Actually, no it can't: the case I'm envisioning should lead to throwing
this error:

elog(ERROR, "failed to delete rightmost child %u of block %u in index \"%s\"",
target, parent, RelationGetRelationName(rel));

a bit further up. That's annoying enough, but it's not a PANIC.

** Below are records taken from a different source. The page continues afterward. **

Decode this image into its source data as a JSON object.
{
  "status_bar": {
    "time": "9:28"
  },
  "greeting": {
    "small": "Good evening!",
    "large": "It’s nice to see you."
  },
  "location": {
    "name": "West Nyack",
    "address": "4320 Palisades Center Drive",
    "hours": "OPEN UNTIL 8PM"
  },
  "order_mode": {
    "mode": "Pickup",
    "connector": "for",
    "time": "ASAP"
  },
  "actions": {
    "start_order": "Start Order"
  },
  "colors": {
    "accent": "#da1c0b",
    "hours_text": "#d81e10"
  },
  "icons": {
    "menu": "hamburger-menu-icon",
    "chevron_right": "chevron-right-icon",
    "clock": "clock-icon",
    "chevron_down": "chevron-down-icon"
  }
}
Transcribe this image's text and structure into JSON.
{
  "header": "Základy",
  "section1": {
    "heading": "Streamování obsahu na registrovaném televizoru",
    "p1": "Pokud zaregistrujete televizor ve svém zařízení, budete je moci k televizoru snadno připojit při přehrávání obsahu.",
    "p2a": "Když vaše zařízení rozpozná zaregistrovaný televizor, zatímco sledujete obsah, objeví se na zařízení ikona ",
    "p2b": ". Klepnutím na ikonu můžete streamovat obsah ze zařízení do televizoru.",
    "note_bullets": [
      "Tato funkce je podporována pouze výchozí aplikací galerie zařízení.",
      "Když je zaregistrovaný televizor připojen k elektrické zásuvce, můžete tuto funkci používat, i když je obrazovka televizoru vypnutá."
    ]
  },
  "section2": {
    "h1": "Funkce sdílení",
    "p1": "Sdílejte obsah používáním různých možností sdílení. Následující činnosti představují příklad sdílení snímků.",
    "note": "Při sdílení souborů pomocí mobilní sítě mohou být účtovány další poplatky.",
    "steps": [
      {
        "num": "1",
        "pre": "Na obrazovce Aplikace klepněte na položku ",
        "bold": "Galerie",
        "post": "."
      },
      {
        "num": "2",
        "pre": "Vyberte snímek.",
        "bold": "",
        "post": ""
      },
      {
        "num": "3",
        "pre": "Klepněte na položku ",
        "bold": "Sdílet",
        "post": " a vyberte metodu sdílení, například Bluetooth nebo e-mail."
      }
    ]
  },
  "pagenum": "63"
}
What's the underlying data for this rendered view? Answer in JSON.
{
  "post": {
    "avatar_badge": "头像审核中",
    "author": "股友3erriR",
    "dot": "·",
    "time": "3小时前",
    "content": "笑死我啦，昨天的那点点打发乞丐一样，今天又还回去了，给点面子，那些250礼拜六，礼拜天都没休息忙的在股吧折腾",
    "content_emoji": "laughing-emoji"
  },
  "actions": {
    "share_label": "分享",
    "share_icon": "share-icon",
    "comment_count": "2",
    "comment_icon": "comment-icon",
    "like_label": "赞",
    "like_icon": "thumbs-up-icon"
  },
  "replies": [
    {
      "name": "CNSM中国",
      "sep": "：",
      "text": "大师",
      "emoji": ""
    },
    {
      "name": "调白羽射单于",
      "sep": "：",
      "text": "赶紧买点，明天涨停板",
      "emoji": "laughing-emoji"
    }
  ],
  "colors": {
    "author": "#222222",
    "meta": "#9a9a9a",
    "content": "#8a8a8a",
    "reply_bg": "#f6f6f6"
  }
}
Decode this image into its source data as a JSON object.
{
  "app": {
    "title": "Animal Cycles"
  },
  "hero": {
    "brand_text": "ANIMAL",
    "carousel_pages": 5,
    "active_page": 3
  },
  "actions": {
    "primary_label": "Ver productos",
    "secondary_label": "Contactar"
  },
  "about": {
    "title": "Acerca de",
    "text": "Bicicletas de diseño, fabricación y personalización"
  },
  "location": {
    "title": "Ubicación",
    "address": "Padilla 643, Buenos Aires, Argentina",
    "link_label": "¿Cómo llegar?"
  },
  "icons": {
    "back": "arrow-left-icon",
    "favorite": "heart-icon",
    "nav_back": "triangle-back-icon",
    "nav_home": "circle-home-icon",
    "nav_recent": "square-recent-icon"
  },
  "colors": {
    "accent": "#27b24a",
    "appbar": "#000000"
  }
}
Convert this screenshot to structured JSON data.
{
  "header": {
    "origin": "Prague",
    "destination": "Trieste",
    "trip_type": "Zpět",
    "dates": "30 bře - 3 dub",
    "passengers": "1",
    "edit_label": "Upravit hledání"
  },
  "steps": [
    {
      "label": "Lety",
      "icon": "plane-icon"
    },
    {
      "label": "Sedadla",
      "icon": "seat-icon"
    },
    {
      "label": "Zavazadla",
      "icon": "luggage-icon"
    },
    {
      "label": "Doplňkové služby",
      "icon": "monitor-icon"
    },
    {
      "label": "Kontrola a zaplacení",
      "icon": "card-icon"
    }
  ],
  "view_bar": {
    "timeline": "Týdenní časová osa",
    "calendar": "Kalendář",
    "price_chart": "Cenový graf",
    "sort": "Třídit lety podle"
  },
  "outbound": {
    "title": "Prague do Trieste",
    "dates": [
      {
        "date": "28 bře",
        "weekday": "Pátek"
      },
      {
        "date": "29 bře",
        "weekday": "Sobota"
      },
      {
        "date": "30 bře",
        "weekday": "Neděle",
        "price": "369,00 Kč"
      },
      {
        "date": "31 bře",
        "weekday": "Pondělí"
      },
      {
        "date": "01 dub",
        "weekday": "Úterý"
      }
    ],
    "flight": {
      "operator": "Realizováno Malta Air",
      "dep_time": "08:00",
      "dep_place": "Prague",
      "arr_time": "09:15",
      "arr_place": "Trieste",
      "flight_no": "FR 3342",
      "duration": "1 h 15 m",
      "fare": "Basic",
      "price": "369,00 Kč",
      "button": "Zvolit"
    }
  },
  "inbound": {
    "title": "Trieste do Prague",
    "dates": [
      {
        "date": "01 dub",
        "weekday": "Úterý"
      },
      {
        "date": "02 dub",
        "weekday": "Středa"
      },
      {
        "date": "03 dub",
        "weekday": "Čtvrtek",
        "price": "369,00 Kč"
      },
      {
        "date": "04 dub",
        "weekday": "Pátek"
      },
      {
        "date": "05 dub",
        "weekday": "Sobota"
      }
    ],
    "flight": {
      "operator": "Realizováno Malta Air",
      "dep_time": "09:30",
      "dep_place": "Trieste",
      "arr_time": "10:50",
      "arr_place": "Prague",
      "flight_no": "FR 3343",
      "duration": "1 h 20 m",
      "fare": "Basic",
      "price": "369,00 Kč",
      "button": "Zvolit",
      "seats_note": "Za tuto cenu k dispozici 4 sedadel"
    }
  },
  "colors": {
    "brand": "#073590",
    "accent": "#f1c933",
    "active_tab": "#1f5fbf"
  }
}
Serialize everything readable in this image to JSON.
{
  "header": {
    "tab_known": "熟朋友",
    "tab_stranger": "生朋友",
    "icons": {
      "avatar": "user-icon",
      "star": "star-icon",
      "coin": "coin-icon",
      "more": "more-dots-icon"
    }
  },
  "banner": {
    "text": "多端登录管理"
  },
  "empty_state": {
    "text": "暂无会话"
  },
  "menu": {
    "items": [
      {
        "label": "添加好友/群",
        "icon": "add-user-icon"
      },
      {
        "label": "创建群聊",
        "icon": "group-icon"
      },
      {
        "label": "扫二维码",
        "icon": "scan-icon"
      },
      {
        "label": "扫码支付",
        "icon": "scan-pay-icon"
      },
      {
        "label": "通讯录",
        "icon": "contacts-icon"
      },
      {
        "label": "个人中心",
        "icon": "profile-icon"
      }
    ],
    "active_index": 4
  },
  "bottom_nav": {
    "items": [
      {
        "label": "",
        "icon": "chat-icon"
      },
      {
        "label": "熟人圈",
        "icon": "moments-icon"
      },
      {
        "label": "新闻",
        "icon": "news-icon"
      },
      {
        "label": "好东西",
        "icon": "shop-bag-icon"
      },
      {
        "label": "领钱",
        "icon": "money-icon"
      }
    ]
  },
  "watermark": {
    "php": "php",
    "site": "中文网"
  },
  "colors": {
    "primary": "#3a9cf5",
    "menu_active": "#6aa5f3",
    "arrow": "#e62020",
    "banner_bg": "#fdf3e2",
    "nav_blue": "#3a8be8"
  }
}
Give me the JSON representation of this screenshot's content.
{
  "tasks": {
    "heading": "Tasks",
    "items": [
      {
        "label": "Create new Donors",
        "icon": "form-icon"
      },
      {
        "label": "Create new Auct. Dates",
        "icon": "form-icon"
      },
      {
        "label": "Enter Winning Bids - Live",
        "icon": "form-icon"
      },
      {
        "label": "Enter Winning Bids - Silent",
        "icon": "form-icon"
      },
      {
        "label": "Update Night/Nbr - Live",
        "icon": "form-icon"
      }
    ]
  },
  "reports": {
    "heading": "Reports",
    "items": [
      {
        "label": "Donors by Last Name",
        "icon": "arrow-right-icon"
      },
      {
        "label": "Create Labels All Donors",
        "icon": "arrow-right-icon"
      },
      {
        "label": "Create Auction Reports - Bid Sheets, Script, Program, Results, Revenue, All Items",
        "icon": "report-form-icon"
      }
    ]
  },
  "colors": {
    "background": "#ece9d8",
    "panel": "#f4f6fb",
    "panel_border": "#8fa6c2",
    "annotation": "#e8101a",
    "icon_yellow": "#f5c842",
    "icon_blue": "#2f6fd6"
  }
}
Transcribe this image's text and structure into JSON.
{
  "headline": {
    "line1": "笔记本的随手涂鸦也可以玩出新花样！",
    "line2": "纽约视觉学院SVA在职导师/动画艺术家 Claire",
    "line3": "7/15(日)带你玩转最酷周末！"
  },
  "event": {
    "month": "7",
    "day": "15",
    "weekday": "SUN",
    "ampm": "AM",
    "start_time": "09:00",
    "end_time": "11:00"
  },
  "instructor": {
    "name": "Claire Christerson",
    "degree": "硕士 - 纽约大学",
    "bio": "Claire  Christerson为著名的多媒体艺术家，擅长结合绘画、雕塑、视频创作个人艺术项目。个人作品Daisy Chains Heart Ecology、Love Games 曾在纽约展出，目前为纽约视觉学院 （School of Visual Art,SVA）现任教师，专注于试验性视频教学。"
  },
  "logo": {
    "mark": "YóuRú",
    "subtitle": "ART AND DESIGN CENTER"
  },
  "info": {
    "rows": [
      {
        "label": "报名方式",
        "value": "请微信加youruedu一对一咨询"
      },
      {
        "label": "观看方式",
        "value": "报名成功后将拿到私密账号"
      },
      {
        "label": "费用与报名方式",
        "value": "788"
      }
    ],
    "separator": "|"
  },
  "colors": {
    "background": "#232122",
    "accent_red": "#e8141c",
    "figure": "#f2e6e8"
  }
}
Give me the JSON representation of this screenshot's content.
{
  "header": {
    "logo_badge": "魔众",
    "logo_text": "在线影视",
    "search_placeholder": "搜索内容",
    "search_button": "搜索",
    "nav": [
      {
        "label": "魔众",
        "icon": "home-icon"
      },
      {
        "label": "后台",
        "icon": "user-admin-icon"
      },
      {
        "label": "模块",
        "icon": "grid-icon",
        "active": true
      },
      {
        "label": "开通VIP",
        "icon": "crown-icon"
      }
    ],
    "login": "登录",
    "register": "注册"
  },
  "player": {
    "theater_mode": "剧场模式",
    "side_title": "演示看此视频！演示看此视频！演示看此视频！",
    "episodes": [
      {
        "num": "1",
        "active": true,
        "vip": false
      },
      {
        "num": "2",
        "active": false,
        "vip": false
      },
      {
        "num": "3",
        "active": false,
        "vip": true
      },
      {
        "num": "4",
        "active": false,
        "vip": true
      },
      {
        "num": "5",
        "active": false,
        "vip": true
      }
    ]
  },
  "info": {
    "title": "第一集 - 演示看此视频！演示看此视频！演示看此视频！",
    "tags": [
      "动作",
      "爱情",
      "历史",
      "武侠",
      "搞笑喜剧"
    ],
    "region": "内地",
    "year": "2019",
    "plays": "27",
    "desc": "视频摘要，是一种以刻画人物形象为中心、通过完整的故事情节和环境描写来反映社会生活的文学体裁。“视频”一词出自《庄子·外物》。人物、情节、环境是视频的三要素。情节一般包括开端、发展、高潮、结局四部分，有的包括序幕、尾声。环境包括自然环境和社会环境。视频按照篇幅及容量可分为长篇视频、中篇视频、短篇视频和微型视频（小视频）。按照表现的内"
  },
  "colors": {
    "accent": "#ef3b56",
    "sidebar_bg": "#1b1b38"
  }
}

A search of the archives produces no evidence that anyone has ever
reported the "failed to delete rightmost child" error from the field.
So while I still think this is a bug that needs to be fixed, it may
be lower priority than I thought initially.

regards, tom lane


From: Bruce Momjian <bruce(at)momjian(dot)us>
To: Tom Lane <tgl(at)sss(dot)pgh(dot)pa(dot)us>
Cc: pgsql-hackers(at)postgresql(dot)org, Jeff Amiel <becauseimjeff(at)yahoo(dot)com>
Subject: Re: _bt_parent_deletion_safe() isn't safe
Date: 2010-07-02 23:20:41
Message-ID: 201007022320.o62NKfZ12063@momjian.us
Views: Raw Message | Whole Thread | Download mbox | Resend email
Lists: pgsql-hackers

Tom Lane wrote:
> I wrote:
> > I realized this while thinking about Jeff Amiel's report here:
> > http://archives.postgresql.org/pgsql-general/2010-06/msg00351.php
> > I can't prove that this is what's causing his crashes, but it could
> > produce the symptom he's reporting.
>
> Actually, no it can't: the case I'm envisioning should lead to throwing
> this error:
>
> elog(ERROR, "failed to delete rightmost child %u of block %u in index \"%s\"",
> target, parent, RelationGetRelationName(rel));
>
> a bit further up. That's annoying enough, but it's not a PANIC.
>
> A search of the archives produces no evidence that anyone has ever
> reported the "failed to delete rightmost child" error from the field.
> So while I still think this is a bug that needs to be fixed, it may
> be lower priority than I thought initially.

Is this a TODO?

--
Bruce Momjian <bruce(at)momjian(dot)us> http://momjian.us
EnterpriseDB http://enterprisedb.com

+ None of us is going to be here forever. +


From: Tom Lane <tgl(at)sss(dot)pgh(dot)pa(dot)us>
To: Bruce Momjian <bruce(at)momjian(dot)us>
Cc: pgsql-hackers(at)postgresql(dot)org, Jeff Amiel <becauseimjeff(at)yahoo(dot)com>
Subject: Re: _bt_parent_deletion_safe() isn't safe
Date: 2010-07-03 02:02:59
Message-ID: 1045.1278122579@sss.pgh.pa.us
Views: Raw Message | Whole Thread | Download mbox | Resend email
Lists: pgsql-hackers

Bruce Momjian <bruce(at)momjian(dot)us> writes:
> Tom Lane wrote:
>> A search of the archives produces no evidence that anyone has ever
>> reported the "failed to delete rightmost child" error from the field.
>> So while I still think this is a bug that needs to be fixed, it may
>> be lower priority than I thought initially.

> Is this a TODO?

Possibly. I was planning to go back and study that code a bit more ---
I have a feeling that there might be some kind of rare concurrency bug
involved in btree page deletion. But I've been up to my rear in
other alligators for the past several weeks.

regards, tom lane


From: Alvaro Herrera <alvherre(at)commandprompt(dot)com>
To: Tom Lane <tgl(at)sss(dot)pgh(dot)pa(dot)us>
Cc: Bruce Momjian <bruce(at)momjian(dot)us>, pgsql-hackers <pgsql-hackers(at)postgresql(dot)org>, Jeff Amiel <becauseimjeff(at)yahoo(dot)com>
Subject: Re: _bt_parent_deletion_safe() isn't safe
Date: 2010-07-04 02:15:23
Message-ID: 1278209602-sup-1299@alvh.no-ip.org
Views: Raw Message | Whole Thread | Download mbox | Resend email
Lists: pgsql-hackers

Excerpts from Tom Lane's message of vie jul 02 22:02:59 -0400 2010:

> Possibly. I was planning to go back and study that code a bit more ---
> I have a feeling that there might be some kind of rare concurrency bug
> involved in btree page deletion. But I've been up to my rear in
> other alligators for the past several weeks.

Judging from the evidence I've seen, I'm fairly sure that there *is* a
concurrency bug somewhere in that code.